= Jean Dun =

French opera singer

Jean Dun, also known as Jean Dun "père", (? – 1735) was a French opera singer active at the Paris Opéra where he created many bass roles during the late 17th and early 18th centuries. He was also the bass soloist at the church of Saint-Paul-Saint-Louis in Paris during the time Charpentier was the Master of Music there. His voice is described in contemporary sources as basse-taille, which is closer in quality to that of a modern baritone.

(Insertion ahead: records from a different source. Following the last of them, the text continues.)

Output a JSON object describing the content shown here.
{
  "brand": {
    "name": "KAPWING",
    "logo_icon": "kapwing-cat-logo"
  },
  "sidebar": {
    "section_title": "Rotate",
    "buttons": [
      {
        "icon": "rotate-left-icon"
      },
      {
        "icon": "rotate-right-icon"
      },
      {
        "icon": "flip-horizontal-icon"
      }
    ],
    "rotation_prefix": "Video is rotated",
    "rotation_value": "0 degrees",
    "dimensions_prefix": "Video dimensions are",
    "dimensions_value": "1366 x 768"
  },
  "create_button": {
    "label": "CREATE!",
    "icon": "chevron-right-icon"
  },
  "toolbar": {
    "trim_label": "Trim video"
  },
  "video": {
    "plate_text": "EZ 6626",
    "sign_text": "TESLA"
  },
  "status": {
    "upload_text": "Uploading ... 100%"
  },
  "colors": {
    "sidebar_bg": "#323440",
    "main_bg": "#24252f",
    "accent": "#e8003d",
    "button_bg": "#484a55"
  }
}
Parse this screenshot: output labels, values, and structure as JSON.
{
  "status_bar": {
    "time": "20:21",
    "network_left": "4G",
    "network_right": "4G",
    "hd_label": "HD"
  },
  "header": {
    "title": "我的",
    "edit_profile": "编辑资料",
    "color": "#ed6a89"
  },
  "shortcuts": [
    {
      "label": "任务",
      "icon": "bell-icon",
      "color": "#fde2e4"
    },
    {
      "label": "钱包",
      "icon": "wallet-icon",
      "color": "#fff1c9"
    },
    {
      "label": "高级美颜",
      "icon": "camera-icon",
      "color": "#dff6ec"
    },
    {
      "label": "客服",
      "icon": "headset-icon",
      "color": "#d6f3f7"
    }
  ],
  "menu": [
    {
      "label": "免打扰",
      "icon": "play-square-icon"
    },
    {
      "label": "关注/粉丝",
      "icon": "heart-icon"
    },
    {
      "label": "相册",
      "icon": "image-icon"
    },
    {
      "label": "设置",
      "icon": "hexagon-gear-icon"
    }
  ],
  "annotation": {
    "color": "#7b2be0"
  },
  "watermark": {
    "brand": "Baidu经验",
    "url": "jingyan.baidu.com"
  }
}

Little is known about his early life, but according to Casaglia, he appeared in the small role of Eutyro in the premiere of Francesco Cavalli's Ercole amante in 1662. By 1697, he was singing leading roles, sometimes creating as many as two or three in one opera, e.g. in the 1710 premiere of André Campra's opéra-ballet Les fêtes vénitiennes. In the course of his lengthy career he appeared in more than 37 operas. Dun retired from the stage in 1720 with a pension from the Paris Opéra, but from 1726 to 1734 he sang in the chorus there. He died in Paris the following year.

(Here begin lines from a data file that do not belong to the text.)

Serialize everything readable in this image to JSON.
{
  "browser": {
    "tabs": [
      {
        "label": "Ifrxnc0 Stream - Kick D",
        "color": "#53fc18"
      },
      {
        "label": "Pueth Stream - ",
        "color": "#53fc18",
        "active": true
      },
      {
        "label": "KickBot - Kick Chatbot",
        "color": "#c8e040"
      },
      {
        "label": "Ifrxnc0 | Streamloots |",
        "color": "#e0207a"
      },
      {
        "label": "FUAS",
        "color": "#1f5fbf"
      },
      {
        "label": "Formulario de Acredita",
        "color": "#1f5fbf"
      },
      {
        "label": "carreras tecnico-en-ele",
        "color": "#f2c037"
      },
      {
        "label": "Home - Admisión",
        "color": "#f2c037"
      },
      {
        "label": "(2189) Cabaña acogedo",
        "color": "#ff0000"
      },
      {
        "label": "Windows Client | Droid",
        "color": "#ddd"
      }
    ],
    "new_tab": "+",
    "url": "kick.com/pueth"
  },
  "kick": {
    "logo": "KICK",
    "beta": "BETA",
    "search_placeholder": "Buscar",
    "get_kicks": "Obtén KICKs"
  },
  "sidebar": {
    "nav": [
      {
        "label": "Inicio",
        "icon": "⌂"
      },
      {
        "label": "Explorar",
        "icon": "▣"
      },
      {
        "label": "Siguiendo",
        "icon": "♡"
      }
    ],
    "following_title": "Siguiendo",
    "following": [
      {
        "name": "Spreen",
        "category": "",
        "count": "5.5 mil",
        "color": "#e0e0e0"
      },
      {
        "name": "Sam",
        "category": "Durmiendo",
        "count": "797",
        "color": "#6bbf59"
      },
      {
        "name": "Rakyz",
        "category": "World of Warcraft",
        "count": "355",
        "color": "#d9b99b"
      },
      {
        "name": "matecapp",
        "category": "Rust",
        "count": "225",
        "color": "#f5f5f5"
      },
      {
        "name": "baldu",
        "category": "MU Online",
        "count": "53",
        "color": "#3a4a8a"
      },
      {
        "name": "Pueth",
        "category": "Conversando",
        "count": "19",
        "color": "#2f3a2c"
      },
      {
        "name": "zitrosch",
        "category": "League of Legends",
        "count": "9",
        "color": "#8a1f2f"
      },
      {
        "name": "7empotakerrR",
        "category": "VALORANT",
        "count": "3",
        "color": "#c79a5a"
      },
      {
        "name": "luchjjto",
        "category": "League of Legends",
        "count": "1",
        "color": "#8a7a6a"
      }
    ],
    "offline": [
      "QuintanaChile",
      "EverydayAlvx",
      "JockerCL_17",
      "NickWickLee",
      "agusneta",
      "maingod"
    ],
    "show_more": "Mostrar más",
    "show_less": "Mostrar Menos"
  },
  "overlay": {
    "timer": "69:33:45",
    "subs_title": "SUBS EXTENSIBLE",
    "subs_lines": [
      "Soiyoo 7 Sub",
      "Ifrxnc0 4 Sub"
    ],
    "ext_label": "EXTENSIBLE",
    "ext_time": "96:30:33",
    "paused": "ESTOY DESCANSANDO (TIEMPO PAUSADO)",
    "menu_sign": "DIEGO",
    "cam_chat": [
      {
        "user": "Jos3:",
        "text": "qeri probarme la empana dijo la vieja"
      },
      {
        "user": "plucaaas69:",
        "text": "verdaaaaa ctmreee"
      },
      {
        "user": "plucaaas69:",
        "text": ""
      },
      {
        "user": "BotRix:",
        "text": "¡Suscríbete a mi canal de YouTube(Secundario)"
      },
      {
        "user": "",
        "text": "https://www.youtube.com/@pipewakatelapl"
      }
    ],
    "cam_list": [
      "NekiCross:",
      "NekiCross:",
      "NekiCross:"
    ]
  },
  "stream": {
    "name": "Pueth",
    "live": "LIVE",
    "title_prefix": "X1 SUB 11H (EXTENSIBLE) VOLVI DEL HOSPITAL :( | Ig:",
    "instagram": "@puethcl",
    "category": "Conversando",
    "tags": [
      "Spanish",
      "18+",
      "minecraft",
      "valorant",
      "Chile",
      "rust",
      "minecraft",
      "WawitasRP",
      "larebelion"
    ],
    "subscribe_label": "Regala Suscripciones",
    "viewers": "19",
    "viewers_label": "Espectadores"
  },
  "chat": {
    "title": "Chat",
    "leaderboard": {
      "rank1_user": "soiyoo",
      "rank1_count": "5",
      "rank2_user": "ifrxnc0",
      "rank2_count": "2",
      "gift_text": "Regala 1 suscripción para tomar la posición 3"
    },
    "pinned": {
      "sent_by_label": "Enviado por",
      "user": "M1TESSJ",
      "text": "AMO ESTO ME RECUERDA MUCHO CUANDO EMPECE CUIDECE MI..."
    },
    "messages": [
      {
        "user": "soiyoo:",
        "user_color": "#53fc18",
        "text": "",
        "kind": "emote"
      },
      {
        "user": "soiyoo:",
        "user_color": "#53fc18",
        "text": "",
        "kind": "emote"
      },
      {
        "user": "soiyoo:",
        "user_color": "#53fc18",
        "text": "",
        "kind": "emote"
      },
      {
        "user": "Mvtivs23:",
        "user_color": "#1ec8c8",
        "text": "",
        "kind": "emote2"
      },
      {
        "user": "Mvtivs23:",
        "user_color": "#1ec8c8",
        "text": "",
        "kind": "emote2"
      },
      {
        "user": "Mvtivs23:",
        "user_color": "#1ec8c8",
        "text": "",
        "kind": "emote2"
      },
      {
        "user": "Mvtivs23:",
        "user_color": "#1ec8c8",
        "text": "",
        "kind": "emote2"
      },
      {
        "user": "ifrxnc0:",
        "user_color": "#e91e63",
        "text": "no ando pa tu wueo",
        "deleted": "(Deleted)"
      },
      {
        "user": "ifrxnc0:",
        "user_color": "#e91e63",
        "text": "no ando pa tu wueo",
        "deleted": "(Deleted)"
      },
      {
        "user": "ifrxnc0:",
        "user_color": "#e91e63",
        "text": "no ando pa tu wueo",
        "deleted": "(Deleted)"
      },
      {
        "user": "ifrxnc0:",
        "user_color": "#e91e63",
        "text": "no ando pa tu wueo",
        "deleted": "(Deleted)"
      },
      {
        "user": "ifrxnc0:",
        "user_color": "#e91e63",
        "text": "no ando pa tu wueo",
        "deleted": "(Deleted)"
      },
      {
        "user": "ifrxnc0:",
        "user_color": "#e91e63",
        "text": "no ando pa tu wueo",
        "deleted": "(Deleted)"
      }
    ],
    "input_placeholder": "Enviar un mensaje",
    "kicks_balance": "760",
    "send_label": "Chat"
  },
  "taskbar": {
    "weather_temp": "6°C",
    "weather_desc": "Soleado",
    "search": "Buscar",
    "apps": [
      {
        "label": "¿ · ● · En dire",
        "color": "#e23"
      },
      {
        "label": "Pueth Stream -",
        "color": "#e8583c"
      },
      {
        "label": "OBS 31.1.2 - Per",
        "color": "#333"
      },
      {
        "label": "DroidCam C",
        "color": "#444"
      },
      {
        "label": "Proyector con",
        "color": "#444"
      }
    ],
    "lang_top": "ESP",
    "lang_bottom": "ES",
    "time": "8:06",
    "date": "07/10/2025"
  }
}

Two of Dun's children were also opera singers. His son, Jean Dun "fils" (died 1772), also sang leading bass roles with the Paris Opéra. Father and son appeared together in the 1718 premiere of Campra's Les âges. His daughter, who performed as "Mlle Dun", was much applauded for her voice and charming stage presence but performed for only five years at the Opéra before her early death in 1713.